As of Feb. 16 Flathead County had 428 active cases, compared to late January when Health Officer Joe Russell had estimated there to be 3,000 active cases in Flathead County
The situation has improved to the extent that the COVID-19 intensive care unit at Logan Health Medical Center in Kalispell was closed effective Feb. 14. The same unit had been closed towards the end of December but was then reopened, according to Dr. Cory Short, a hospitalist and the executive physician for Logan Health’s acute service care line. Of the 26 COVID-19 patients at the hospital on Feb. 17 three of them were receiving intensive care unit treatment.
“We’re able to accommodate the needs of those patients in our normal medical ICU with the isolation room with PPE (personal protective equipment) with the nursing staff up there,” Short said.
Most of the people receiving treatment for COVID-19 at the hospital are unvaccinated, which is in keeping with overall trends in the state. The vaccination rate in Flathead County recently increased by a full percentage point for the first time since the end of December. Currently 45% of eligible Flathead County residents are considered vaccinated against COVID-19.
Generally speaking, Short said that the relatively low oxygen needs of recent patients was “encouraging.” Medical experts believe that the omicron variant generally causes less severe illness in people who have either been vaccinated or have prior COVID-19 infection. Short said that of the more than 20 COVID-19 patients at the hospital 17 were older than 60. Three patients were under the age of 18, Short said.

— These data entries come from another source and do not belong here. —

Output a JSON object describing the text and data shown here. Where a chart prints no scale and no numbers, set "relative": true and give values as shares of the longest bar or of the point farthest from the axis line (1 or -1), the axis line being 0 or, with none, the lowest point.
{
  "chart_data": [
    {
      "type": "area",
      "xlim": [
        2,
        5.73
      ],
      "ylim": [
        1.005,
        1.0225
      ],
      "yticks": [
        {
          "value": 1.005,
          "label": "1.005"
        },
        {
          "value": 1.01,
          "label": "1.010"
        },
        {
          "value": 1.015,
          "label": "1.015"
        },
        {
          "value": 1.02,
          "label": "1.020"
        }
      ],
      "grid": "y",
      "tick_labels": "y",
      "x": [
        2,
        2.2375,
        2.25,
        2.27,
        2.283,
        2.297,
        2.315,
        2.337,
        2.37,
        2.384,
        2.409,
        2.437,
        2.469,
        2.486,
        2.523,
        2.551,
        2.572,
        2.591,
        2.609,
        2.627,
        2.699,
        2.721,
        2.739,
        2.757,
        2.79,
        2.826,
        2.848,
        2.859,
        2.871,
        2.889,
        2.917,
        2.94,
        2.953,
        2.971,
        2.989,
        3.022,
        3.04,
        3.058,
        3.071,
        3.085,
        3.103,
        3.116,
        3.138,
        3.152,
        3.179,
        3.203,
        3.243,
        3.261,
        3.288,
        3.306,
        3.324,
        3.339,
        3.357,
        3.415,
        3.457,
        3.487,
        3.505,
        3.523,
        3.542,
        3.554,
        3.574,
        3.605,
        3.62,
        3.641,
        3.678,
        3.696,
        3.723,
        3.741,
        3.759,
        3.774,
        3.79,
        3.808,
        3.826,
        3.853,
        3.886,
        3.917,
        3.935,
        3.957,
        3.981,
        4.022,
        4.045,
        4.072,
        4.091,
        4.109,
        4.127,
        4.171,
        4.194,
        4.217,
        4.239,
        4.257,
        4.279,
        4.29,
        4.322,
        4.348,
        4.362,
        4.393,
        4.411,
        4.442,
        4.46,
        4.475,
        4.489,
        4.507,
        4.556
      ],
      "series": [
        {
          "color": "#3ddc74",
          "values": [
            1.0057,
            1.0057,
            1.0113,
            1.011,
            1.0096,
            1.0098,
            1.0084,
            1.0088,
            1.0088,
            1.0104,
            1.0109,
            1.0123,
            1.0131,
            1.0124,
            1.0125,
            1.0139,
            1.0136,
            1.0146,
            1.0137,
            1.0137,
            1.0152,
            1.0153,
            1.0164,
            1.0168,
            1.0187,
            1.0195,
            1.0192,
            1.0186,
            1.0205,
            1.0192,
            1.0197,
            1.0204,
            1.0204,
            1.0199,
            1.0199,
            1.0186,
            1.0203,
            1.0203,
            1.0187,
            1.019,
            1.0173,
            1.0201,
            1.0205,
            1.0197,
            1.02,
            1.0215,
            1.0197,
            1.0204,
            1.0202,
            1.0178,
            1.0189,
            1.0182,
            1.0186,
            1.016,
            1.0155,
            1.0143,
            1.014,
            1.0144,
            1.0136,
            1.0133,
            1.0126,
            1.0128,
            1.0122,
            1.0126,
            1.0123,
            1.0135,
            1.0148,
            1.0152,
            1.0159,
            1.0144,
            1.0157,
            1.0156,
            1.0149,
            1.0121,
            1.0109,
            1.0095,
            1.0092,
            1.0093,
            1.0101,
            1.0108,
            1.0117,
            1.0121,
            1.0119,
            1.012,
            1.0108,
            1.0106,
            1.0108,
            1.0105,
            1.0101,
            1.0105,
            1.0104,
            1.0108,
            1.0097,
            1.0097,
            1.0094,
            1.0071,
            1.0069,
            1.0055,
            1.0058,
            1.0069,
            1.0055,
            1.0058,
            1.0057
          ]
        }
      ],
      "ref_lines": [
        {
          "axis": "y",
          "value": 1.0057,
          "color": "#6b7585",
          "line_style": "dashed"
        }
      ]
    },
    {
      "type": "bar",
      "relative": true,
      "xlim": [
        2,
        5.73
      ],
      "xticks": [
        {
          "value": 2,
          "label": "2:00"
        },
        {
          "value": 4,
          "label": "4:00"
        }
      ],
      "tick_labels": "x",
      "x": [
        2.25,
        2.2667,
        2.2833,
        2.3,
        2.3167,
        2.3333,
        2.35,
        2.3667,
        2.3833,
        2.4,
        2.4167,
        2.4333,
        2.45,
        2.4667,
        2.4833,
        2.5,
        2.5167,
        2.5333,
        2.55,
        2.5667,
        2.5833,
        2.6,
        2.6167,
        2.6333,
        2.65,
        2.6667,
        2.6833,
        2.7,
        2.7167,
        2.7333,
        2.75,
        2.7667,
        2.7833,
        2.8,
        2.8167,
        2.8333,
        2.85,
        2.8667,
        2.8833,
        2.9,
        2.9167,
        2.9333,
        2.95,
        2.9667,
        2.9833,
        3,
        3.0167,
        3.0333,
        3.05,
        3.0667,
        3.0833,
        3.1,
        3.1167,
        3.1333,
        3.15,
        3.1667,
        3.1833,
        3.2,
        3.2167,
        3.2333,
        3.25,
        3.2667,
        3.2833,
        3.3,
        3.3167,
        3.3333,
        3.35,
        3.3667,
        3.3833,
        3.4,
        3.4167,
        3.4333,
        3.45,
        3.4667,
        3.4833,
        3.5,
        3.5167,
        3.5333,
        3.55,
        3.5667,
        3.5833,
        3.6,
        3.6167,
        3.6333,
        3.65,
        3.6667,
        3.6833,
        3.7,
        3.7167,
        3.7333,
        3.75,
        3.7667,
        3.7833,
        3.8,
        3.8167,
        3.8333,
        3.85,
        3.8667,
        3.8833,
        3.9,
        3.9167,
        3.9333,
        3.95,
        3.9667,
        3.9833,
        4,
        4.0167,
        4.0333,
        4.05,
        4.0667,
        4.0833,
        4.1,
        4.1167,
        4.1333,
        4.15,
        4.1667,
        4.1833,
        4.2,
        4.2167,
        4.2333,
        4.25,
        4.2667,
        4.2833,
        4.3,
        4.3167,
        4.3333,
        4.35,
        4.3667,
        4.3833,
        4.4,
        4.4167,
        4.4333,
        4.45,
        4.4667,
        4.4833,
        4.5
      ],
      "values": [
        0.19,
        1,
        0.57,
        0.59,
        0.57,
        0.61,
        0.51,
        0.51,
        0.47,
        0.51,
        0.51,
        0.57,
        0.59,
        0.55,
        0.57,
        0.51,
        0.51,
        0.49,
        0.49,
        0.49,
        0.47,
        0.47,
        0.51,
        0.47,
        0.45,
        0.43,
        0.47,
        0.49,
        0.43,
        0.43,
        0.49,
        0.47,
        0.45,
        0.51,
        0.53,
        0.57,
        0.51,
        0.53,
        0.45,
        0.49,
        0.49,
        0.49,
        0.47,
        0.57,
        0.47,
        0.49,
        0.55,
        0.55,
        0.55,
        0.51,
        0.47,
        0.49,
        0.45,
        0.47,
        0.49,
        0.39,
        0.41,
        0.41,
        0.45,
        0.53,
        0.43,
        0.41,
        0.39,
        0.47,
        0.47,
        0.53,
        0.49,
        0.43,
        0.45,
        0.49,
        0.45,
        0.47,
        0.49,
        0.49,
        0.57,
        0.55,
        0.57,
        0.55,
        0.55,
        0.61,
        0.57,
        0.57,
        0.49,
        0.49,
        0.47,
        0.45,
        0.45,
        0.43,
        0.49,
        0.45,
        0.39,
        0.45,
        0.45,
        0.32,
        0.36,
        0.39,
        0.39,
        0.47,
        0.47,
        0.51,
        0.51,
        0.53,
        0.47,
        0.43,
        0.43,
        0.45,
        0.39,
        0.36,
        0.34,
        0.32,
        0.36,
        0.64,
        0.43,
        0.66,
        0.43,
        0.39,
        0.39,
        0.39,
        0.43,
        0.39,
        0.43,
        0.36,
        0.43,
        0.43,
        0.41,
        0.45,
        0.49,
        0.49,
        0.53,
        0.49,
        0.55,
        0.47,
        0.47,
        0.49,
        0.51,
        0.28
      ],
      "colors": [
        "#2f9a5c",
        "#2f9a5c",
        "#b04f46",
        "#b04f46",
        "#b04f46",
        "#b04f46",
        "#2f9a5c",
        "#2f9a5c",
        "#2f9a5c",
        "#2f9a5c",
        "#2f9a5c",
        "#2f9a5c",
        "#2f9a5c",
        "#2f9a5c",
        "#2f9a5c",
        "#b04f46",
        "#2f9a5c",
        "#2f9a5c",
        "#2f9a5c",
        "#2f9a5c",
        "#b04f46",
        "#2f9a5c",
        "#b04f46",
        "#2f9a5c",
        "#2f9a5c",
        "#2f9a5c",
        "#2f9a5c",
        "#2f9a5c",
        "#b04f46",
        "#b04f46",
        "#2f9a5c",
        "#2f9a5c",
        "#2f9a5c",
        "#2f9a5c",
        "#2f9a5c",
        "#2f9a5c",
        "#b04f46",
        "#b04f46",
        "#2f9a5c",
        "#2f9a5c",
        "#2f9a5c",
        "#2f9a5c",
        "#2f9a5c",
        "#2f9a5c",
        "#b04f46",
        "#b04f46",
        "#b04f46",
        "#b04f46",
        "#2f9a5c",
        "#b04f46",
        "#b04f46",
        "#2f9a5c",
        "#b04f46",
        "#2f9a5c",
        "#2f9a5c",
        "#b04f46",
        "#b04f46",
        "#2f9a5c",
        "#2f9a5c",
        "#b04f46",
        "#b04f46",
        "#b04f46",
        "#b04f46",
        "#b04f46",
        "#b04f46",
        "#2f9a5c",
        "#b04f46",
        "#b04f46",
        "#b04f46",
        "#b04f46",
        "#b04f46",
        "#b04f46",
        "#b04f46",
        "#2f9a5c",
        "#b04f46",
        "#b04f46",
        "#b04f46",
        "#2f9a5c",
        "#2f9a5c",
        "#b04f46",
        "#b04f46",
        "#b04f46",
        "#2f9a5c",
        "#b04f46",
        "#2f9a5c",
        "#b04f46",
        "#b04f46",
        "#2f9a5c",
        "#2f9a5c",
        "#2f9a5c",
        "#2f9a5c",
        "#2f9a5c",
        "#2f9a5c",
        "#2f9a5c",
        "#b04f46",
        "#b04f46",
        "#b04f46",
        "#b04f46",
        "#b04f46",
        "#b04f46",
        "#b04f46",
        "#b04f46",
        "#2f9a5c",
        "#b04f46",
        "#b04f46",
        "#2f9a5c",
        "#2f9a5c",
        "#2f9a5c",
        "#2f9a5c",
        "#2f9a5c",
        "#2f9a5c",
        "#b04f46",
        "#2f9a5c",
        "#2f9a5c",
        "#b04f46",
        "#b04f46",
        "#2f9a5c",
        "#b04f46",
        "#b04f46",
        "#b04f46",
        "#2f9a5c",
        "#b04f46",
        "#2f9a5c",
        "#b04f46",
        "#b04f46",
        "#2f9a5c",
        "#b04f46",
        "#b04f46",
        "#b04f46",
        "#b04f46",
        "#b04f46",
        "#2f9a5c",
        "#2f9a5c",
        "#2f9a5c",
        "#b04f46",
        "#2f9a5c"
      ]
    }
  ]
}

Some of the COVID-19 hospitalizations have been what Short called incidental findings, meaning people who came in for other reasons but went on to test positive for COVID-19. Short said that in some instances there’s likely little connection between the positive test and whatever brought a person to the hospital, but that there are also cases where chronic underlying illness may have been exacerbated by a previously unknown COVID-19 infection.
The hospital had used up its last order of Regeneron in late January because the monoclonal antibody was ineffective against the omicron variant. The availability of certain monoclonal antibodies with some efficacy against the omicron variant has improved, but supplies are still limited.

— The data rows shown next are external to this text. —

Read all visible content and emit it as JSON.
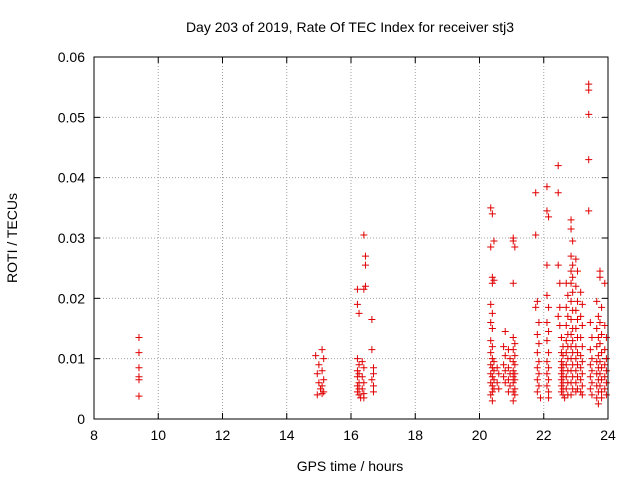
{
  "chart_data": {
    "type": "scatter",
    "title": "Day 203 of 2019, Rate Of TEC Index for receiver stj3",
    "xlabel": "GPS time / hours",
    "ylabel": "ROTI / TECUs",
    "xlim": [
      8,
      24
    ],
    "ylim": [
      0,
      0.06
    ],
    "xticks": [
      8,
      10,
      12,
      14,
      16,
      18,
      20,
      22,
      24
    ],
    "yticks": [
      0,
      0.01,
      0.02,
      0.03,
      0.04,
      0.05,
      0.06
    ],
    "ytick_labels": [
      "0",
      "0.01",
      "0.02",
      "0.03",
      "0.04",
      "0.05",
      "0.06"
    ],
    "grid": true,
    "marker": "+",
    "color": "#e00000",
    "series": [
      {
        "name": "ROTI",
        "points": [
          [
            9.4,
            0.0135
          ],
          [
            9.4,
            0.011
          ],
          [
            9.4,
            0.0085
          ],
          [
            9.4,
            0.007
          ],
          [
            9.4,
            0.0065
          ],
          [
            9.4,
            0.0038
          ],
          [
            14.9,
            0.0105
          ],
          [
            15.0,
            0.009
          ],
          [
            14.95,
            0.0075
          ],
          [
            15.0,
            0.006
          ],
          [
            15.05,
            0.005
          ],
          [
            14.95,
            0.004
          ],
          [
            15.1,
            0.0115
          ],
          [
            15.15,
            0.01
          ],
          [
            15.1,
            0.008
          ],
          [
            15.15,
            0.0065
          ],
          [
            15.1,
            0.0055
          ],
          [
            15.15,
            0.0045
          ],
          [
            15.1,
            0.0042
          ],
          [
            16.2,
            0.0215
          ],
          [
            16.2,
            0.019
          ],
          [
            16.25,
            0.0175
          ],
          [
            16.2,
            0.01
          ],
          [
            16.25,
            0.009
          ],
          [
            16.2,
            0.008
          ],
          [
            16.25,
            0.0075
          ],
          [
            16.2,
            0.007
          ],
          [
            16.25,
            0.006
          ],
          [
            16.2,
            0.0055
          ],
          [
            16.25,
            0.005
          ],
          [
            16.2,
            0.0045
          ],
          [
            16.25,
            0.004
          ],
          [
            16.3,
            0.0035
          ],
          [
            16.35,
            0.0095
          ],
          [
            16.4,
            0.0085
          ],
          [
            16.35,
            0.007
          ],
          [
            16.4,
            0.006
          ],
          [
            16.35,
            0.005
          ],
          [
            16.4,
            0.0042
          ],
          [
            16.4,
            0.0035
          ],
          [
            16.4,
            0.0305
          ],
          [
            16.45,
            0.027
          ],
          [
            16.45,
            0.0255
          ],
          [
            16.45,
            0.022
          ],
          [
            16.4,
            0.0215
          ],
          [
            16.65,
            0.0165
          ],
          [
            16.65,
            0.0115
          ],
          [
            16.7,
            0.0085
          ],
          [
            16.7,
            0.0075
          ],
          [
            16.65,
            0.0065
          ],
          [
            16.7,
            0.0055
          ],
          [
            16.7,
            0.0045
          ],
          [
            20.35,
            0.035
          ],
          [
            20.4,
            0.034
          ],
          [
            20.45,
            0.0295
          ],
          [
            20.35,
            0.0285
          ],
          [
            20.4,
            0.0235
          ],
          [
            20.45,
            0.023
          ],
          [
            20.4,
            0.0225
          ],
          [
            20.35,
            0.019
          ],
          [
            20.4,
            0.0175
          ],
          [
            20.35,
            0.016
          ],
          [
            20.4,
            0.015
          ],
          [
            20.35,
            0.013
          ],
          [
            20.4,
            0.012
          ],
          [
            20.35,
            0.011
          ],
          [
            20.4,
            0.01
          ],
          [
            20.45,
            0.0095
          ],
          [
            20.35,
            0.009
          ],
          [
            20.4,
            0.0085
          ],
          [
            20.45,
            0.008
          ],
          [
            20.35,
            0.0075
          ],
          [
            20.4,
            0.007
          ],
          [
            20.45,
            0.0065
          ],
          [
            20.35,
            0.006
          ],
          [
            20.4,
            0.0055
          ],
          [
            20.45,
            0.005
          ],
          [
            20.4,
            0.0045
          ],
          [
            20.35,
            0.004
          ],
          [
            20.4,
            0.003
          ],
          [
            20.55,
            0.0085
          ],
          [
            20.6,
            0.0075
          ],
          [
            20.55,
            0.006
          ],
          [
            20.6,
            0.005
          ],
          [
            20.8,
            0.0145
          ],
          [
            20.75,
            0.012
          ],
          [
            20.8,
            0.0105
          ],
          [
            20.75,
            0.009
          ],
          [
            20.8,
            0.008
          ],
          [
            20.75,
            0.007
          ],
          [
            20.8,
            0.006
          ],
          [
            20.9,
            0.0115
          ],
          [
            20.95,
            0.01
          ],
          [
            20.9,
            0.0085
          ],
          [
            20.95,
            0.0075
          ],
          [
            20.9,
            0.0065
          ],
          [
            20.95,
            0.0055
          ],
          [
            20.9,
            0.0045
          ],
          [
            21.05,
            0.03
          ],
          [
            21.05,
            0.0295
          ],
          [
            21.1,
            0.0285
          ],
          [
            21.05,
            0.0225
          ],
          [
            21.05,
            0.0135
          ],
          [
            21.1,
            0.0125
          ],
          [
            21.05,
            0.0115
          ],
          [
            21.1,
            0.0105
          ],
          [
            21.05,
            0.0095
          ],
          [
            21.1,
            0.009
          ],
          [
            21.05,
            0.008
          ],
          [
            21.1,
            0.0075
          ],
          [
            21.05,
            0.007
          ],
          [
            21.1,
            0.0065
          ],
          [
            21.05,
            0.006
          ],
          [
            21.1,
            0.005
          ],
          [
            21.05,
            0.0045
          ],
          [
            21.1,
            0.004
          ],
          [
            21.05,
            0.003
          ],
          [
            21.75,
            0.0375
          ],
          [
            21.75,
            0.0305
          ],
          [
            21.8,
            0.0195
          ],
          [
            21.75,
            0.0185
          ],
          [
            21.85,
            0.016
          ],
          [
            21.8,
            0.014
          ],
          [
            21.85,
            0.0125
          ],
          [
            21.8,
            0.011
          ],
          [
            21.85,
            0.0095
          ],
          [
            21.8,
            0.0085
          ],
          [
            21.85,
            0.0075
          ],
          [
            21.8,
            0.0065
          ],
          [
            21.85,
            0.0055
          ],
          [
            21.8,
            0.0045
          ],
          [
            21.9,
            0.0035
          ],
          [
            22.1,
            0.0385
          ],
          [
            22.1,
            0.0345
          ],
          [
            22.15,
            0.0335
          ],
          [
            22.1,
            0.0255
          ],
          [
            22.1,
            0.0205
          ],
          [
            22.15,
            0.0185
          ],
          [
            22.1,
            0.016
          ],
          [
            22.15,
            0.0145
          ],
          [
            22.1,
            0.013
          ],
          [
            22.15,
            0.011
          ],
          [
            22.1,
            0.0095
          ],
          [
            22.15,
            0.0085
          ],
          [
            22.1,
            0.0075
          ],
          [
            22.15,
            0.0065
          ],
          [
            22.1,
            0.0055
          ],
          [
            22.15,
            0.0045
          ],
          [
            22.15,
            0.0035
          ],
          [
            22.45,
            0.042
          ],
          [
            22.45,
            0.0375
          ],
          [
            22.45,
            0.0255
          ],
          [
            22.5,
            0.0225
          ],
          [
            22.5,
            0.0185
          ],
          [
            22.45,
            0.017
          ],
          [
            22.5,
            0.0155
          ],
          [
            22.55,
            0.0135
          ],
          [
            22.6,
            0.012
          ],
          [
            22.55,
            0.011
          ],
          [
            22.6,
            0.0105
          ],
          [
            22.55,
            0.0095
          ],
          [
            22.6,
            0.009
          ],
          [
            22.55,
            0.0085
          ],
          [
            22.6,
            0.008
          ],
          [
            22.55,
            0.0075
          ],
          [
            22.6,
            0.007
          ],
          [
            22.55,
            0.0065
          ],
          [
            22.6,
            0.006
          ],
          [
            22.55,
            0.0055
          ],
          [
            22.6,
            0.005
          ],
          [
            22.55,
            0.0045
          ],
          [
            22.6,
            0.004
          ],
          [
            22.65,
            0.0035
          ],
          [
            22.7,
            0.0225
          ],
          [
            22.75,
            0.0205
          ],
          [
            22.7,
            0.0185
          ],
          [
            22.75,
            0.017
          ],
          [
            22.7,
            0.0155
          ],
          [
            22.75,
            0.014
          ],
          [
            22.7,
            0.013
          ],
          [
            22.75,
            0.012
          ],
          [
            22.7,
            0.011
          ],
          [
            22.75,
            0.01
          ],
          [
            22.7,
            0.009
          ],
          [
            22.75,
            0.008
          ],
          [
            22.7,
            0.007
          ],
          [
            22.75,
            0.006
          ],
          [
            22.7,
            0.005
          ],
          [
            22.75,
            0.004
          ],
          [
            22.85,
            0.033
          ],
          [
            22.85,
            0.0315
          ],
          [
            22.9,
            0.0295
          ],
          [
            22.85,
            0.027
          ],
          [
            22.9,
            0.0255
          ],
          [
            22.85,
            0.0245
          ],
          [
            22.9,
            0.0235
          ],
          [
            22.85,
            0.0225
          ],
          [
            22.9,
            0.021
          ],
          [
            22.85,
            0.0195
          ],
          [
            22.9,
            0.018
          ],
          [
            22.85,
            0.0165
          ],
          [
            22.9,
            0.015
          ],
          [
            22.85,
            0.014
          ],
          [
            22.9,
            0.013
          ],
          [
            22.85,
            0.012
          ],
          [
            22.9,
            0.011
          ],
          [
            22.85,
            0.01
          ],
          [
            22.9,
            0.009
          ],
          [
            22.85,
            0.008
          ],
          [
            22.9,
            0.007
          ],
          [
            22.85,
            0.006
          ],
          [
            22.9,
            0.005
          ],
          [
            22.85,
            0.004
          ],
          [
            23.0,
            0.0265
          ],
          [
            23.05,
            0.0245
          ],
          [
            23.0,
            0.022
          ],
          [
            23.05,
            0.0195
          ],
          [
            23.0,
            0.018
          ],
          [
            23.05,
            0.0165
          ],
          [
            23.0,
            0.015
          ],
          [
            23.05,
            0.0135
          ],
          [
            23.0,
            0.012
          ],
          [
            23.05,
            0.011
          ],
          [
            23.0,
            0.01
          ],
          [
            23.05,
            0.009
          ],
          [
            23.0,
            0.008
          ],
          [
            23.05,
            0.007
          ],
          [
            23.0,
            0.006
          ],
          [
            23.05,
            0.005
          ],
          [
            23.0,
            0.0045
          ],
          [
            23.15,
            0.021
          ],
          [
            23.2,
            0.019
          ],
          [
            23.15,
            0.017
          ],
          [
            23.2,
            0.0155
          ],
          [
            23.15,
            0.0135
          ],
          [
            23.2,
            0.012
          ],
          [
            23.15,
            0.0105
          ],
          [
            23.2,
            0.0095
          ],
          [
            23.15,
            0.0085
          ],
          [
            23.2,
            0.0075
          ],
          [
            23.15,
            0.0065
          ],
          [
            23.2,
            0.0055
          ],
          [
            23.15,
            0.0045
          ],
          [
            23.2,
            0.004
          ],
          [
            23.4,
            0.0555
          ],
          [
            23.4,
            0.0545
          ],
          [
            23.4,
            0.0505
          ],
          [
            23.4,
            0.043
          ],
          [
            23.4,
            0.0345
          ],
          [
            23.45,
            0.016
          ],
          [
            23.5,
            0.0135
          ],
          [
            23.45,
            0.0115
          ],
          [
            23.5,
            0.01
          ],
          [
            23.45,
            0.009
          ],
          [
            23.5,
            0.008
          ],
          [
            23.45,
            0.007
          ],
          [
            23.5,
            0.006
          ],
          [
            23.45,
            0.005
          ],
          [
            23.5,
            0.004
          ],
          [
            23.65,
            0.0195
          ],
          [
            23.7,
            0.017
          ],
          [
            23.65,
            0.015
          ],
          [
            23.7,
            0.0135
          ],
          [
            23.65,
            0.012
          ],
          [
            23.7,
            0.0105
          ],
          [
            23.65,
            0.0095
          ],
          [
            23.7,
            0.0085
          ],
          [
            23.65,
            0.0075
          ],
          [
            23.7,
            0.0065
          ],
          [
            23.65,
            0.0055
          ],
          [
            23.7,
            0.0045
          ],
          [
            23.65,
            0.0035
          ],
          [
            23.7,
            0.0025
          ],
          [
            23.75,
            0.0245
          ],
          [
            23.75,
            0.0235
          ],
          [
            23.8,
            0.0185
          ],
          [
            23.75,
            0.016
          ],
          [
            23.8,
            0.014
          ],
          [
            23.75,
            0.0125
          ],
          [
            23.8,
            0.011
          ],
          [
            23.75,
            0.0095
          ],
          [
            23.8,
            0.0085
          ],
          [
            23.75,
            0.0075
          ],
          [
            23.8,
            0.0065
          ],
          [
            23.75,
            0.0055
          ],
          [
            23.8,
            0.0045
          ],
          [
            23.8,
            0.0035
          ],
          [
            23.9,
            0.0225
          ],
          [
            23.9,
            0.0155
          ],
          [
            23.95,
            0.0135
          ],
          [
            23.9,
            0.0115
          ],
          [
            23.95,
            0.01
          ],
          [
            23.9,
            0.009
          ],
          [
            23.95,
            0.008
          ],
          [
            23.9,
            0.007
          ],
          [
            23.95,
            0.006
          ],
          [
            23.9,
            0.005
          ],
          [
            23.95,
            0.004
          ]
        ]
      }
    ]
  }
}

“I wouldn’t say supplies are robust, but there has been more availability,” Short said.
He also said the hospital’s pharmacy has received doses of two antiviral pills for COVID-19, Molnuprovir and Paxlovid, which are available for patients who meet certain criteria.
There had been some discussion about setting up an outpatient infusion center to administer the antiviral drug remdesivir, but so far that has not happened.
As for the near-term outlook, Short said he is cautiously optimistic, and that he will be watching to see if the virus continues to mutate into less virulent strains, which could lead to the disease becoming endemic and a less disruptive part of daily life.
“You know, if you had asked me back in March of 2020 if we would still be talking about coronavirus and the pandemic and whatnot in February 2022, I would have had my doubts,” Short said. “I think it’s reassuring the trends that we’re seeing, but we’ve just got to remain vigilant for any potential next wave.”